Clint Eastwood knew this too, and he called him to play one of the key roles in Unforgiven (1992). Hackman rejected him out of hand because he was fed up with violent characters, but Eastwood explained that he did not want to glorify the violence of the western, but to strip it of glamour and show all its horror. Hackman ended up taking on the role of Sheriff Little Bill, which earned him the second Oscar of his career. With the success of Unforgiven, the genre was revived for a few years and Hackman linked three westerns followed: Geronimo, the legend (1993), Wyatt Earp (1994) and Quick deadly (1995), always in supporting roles.

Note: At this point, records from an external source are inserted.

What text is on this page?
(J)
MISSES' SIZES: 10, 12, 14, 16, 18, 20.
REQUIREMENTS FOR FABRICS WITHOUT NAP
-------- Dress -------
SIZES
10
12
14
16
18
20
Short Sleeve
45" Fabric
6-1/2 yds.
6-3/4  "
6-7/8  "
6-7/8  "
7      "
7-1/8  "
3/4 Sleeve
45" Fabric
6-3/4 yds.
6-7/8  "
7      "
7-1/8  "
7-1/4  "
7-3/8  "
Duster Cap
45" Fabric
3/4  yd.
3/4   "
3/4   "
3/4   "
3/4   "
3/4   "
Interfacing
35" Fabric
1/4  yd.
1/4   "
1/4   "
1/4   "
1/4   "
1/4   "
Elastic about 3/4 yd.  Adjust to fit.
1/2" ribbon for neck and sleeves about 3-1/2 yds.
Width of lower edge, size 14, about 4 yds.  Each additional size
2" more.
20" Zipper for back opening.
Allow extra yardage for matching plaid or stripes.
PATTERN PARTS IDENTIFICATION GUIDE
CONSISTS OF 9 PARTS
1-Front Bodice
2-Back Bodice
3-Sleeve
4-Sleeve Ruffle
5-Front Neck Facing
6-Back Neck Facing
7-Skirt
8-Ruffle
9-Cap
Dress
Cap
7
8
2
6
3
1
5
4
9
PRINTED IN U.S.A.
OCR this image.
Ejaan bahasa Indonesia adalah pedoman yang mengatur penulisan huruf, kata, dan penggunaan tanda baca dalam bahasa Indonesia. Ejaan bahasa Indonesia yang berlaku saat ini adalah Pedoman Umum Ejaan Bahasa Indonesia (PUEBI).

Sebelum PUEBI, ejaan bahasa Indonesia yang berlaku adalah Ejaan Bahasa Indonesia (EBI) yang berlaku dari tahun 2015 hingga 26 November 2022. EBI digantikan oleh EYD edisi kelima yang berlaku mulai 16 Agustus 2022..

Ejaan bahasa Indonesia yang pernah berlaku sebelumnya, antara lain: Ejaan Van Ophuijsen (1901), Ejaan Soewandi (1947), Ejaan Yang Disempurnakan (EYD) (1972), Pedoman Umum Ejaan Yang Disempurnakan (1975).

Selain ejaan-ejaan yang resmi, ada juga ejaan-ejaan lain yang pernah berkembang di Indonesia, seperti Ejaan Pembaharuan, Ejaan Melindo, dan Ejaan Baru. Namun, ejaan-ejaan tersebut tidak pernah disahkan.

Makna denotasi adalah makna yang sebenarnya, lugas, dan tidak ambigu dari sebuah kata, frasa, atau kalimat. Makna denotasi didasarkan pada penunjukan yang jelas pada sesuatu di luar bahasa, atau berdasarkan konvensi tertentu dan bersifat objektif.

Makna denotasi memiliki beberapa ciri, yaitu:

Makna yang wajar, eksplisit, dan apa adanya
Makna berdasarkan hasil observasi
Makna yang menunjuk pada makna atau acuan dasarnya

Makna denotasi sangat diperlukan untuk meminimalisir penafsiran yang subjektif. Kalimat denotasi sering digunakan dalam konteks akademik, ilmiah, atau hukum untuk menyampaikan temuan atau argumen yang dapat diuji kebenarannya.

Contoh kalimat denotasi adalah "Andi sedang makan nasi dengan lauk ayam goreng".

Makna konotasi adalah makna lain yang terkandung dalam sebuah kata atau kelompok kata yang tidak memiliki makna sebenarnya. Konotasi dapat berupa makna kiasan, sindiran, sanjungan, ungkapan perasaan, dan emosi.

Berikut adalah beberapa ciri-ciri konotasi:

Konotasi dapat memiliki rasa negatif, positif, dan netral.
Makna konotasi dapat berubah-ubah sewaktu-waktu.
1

Consecrated as one of the great American actors of his generation, the final stretch of Hackman's career was spent between the lightness of likeable comedies like The pot of crickets (1996), directed by Mike Nichols himself who had fired him fromThe Graduate decades earlier, and the proven effectiveness of thrillers competent as Public enemy (1998), Behind enemy lines (2001), The last time (2001) or Under suspicion (2000), but there was also room for more ambitious titles such as Absolute power (1997), Clint Eastwood's suspense drama in which the director plays a white-collar thief who is an involuntary witness to the violent crime committed with impunity by a hypocritical and corrupt US president Gene Hackman. One of the great roles of these years is that of the patriarch of an eccentric and dysfunctional family in The Tenembaums (2001), the last masterpiece of the actor's filmography, which Wes Anderson wrote with Hackman in mind and which the actor reluctantly accepted only at the insistence of his agent.
The comedy Welcome to Mooseport, from 2004, was his discreet farewell to cinema: despite offers from Hollywood, he distanced himself from the industry and the media and dedicated himself to writing historical novels with the archaeologist Daniel Lenihan or, already alone, the western Payback at Morning Peak (2011) or the thriller police Pursuit (2013). The appearance of some photographs of the actor a couple of years ago, looking visibly older, caused a somewhat absurd uproar, as if Hollywood stars had no right to grow older. The actor never broke his silence and remained aloof from the noise. Consistent until the last moment, he lived apart from the opinions of others and everything points to the fact that this was also how he died.